By Mary E. Gallagher
This spring, a series of well-coordinated and successful strikes in foreign-invested enterprises in China made headlines all around the world. Young migrant workers openly and forcefully articulated demands for higher wages, better representation, and more consideration of their “spiritual” and mental well-being. These demands have led to increased speculation that China’s current economic boom is winding down, as its growth strategy founded in part on cheap migrant labor from rural areas faces domestic and international difficulties.
This is not the first time that Chinese workers have openly protested for higher wages, better treatment, and more job security. What makes this period more important and potentially much more consequential is the confluence of demographic, social and political trends that have increased the bargaining power of employees for the first time in two decades. Workers are now protesting in a position of relative strength after a long period of perceiving that the economic and political trends were against them.
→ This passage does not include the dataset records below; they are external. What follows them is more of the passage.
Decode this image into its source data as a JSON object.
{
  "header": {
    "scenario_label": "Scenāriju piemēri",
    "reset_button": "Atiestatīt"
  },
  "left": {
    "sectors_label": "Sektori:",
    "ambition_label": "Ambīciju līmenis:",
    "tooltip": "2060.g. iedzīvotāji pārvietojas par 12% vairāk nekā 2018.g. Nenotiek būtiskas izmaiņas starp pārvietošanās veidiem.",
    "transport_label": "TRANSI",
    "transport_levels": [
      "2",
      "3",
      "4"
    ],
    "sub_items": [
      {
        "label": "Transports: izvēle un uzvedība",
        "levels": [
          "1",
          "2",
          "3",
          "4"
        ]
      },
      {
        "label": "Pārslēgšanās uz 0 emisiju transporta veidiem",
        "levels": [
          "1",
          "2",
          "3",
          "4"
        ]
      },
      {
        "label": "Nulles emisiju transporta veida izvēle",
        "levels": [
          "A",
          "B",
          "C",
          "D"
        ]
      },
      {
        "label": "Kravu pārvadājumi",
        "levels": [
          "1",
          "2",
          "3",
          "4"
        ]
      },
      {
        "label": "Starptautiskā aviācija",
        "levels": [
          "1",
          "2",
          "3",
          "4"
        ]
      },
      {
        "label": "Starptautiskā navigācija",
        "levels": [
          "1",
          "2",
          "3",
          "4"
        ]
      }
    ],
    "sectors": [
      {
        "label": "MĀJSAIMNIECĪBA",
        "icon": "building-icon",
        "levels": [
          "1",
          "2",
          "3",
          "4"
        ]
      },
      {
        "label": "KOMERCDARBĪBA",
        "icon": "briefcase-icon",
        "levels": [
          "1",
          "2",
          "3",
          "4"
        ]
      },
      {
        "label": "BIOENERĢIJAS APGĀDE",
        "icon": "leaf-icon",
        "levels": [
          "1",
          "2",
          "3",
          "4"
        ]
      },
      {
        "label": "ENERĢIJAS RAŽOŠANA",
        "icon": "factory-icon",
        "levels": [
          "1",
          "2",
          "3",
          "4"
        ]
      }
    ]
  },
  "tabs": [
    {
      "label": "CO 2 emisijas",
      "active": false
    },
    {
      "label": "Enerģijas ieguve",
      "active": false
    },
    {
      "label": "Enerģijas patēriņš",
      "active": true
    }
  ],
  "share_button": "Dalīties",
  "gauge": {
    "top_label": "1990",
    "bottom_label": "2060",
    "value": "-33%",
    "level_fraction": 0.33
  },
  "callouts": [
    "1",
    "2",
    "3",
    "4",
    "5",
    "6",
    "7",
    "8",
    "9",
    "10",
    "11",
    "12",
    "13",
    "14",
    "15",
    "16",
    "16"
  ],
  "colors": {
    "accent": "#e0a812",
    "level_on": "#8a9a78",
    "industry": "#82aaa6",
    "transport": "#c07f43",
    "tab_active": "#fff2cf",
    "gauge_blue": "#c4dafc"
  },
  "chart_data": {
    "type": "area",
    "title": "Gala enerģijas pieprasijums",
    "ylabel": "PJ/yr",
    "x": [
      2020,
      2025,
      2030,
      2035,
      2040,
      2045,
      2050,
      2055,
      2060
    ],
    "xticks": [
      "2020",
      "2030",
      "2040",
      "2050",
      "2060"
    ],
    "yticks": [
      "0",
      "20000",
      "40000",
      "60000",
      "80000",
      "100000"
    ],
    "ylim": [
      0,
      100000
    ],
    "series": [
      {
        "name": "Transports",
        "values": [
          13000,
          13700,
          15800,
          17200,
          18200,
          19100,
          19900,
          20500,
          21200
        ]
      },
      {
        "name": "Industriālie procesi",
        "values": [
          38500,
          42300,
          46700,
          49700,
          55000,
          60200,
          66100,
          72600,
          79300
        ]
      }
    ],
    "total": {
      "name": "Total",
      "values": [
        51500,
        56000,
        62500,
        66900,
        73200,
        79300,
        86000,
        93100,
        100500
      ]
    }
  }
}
Travelling to China three different times this summer has offered me some time to observe this phenomenon from different locations, different perspectives, and in different points of time – when large strikes were still occurring in June to now in late August where strike activity has quieted down. Foxconn’s management just unleashed their 50,000 strong “worker party” with domestic and international media showing bizarre photos of underpaid workers holding up posters of Terry Guo that say “Love Me, Love You, Love Terry.” New Life Movement ideology combines with the CCP’s “your factory is home” propaganda to create a mishmash of capitalist company-driven paternalism and “work-unit socialism:” low pay, Taylorist work organization, company control and oversight of a worker’s life, but without the security and benefits of the now quaint “iron-rice bowl.”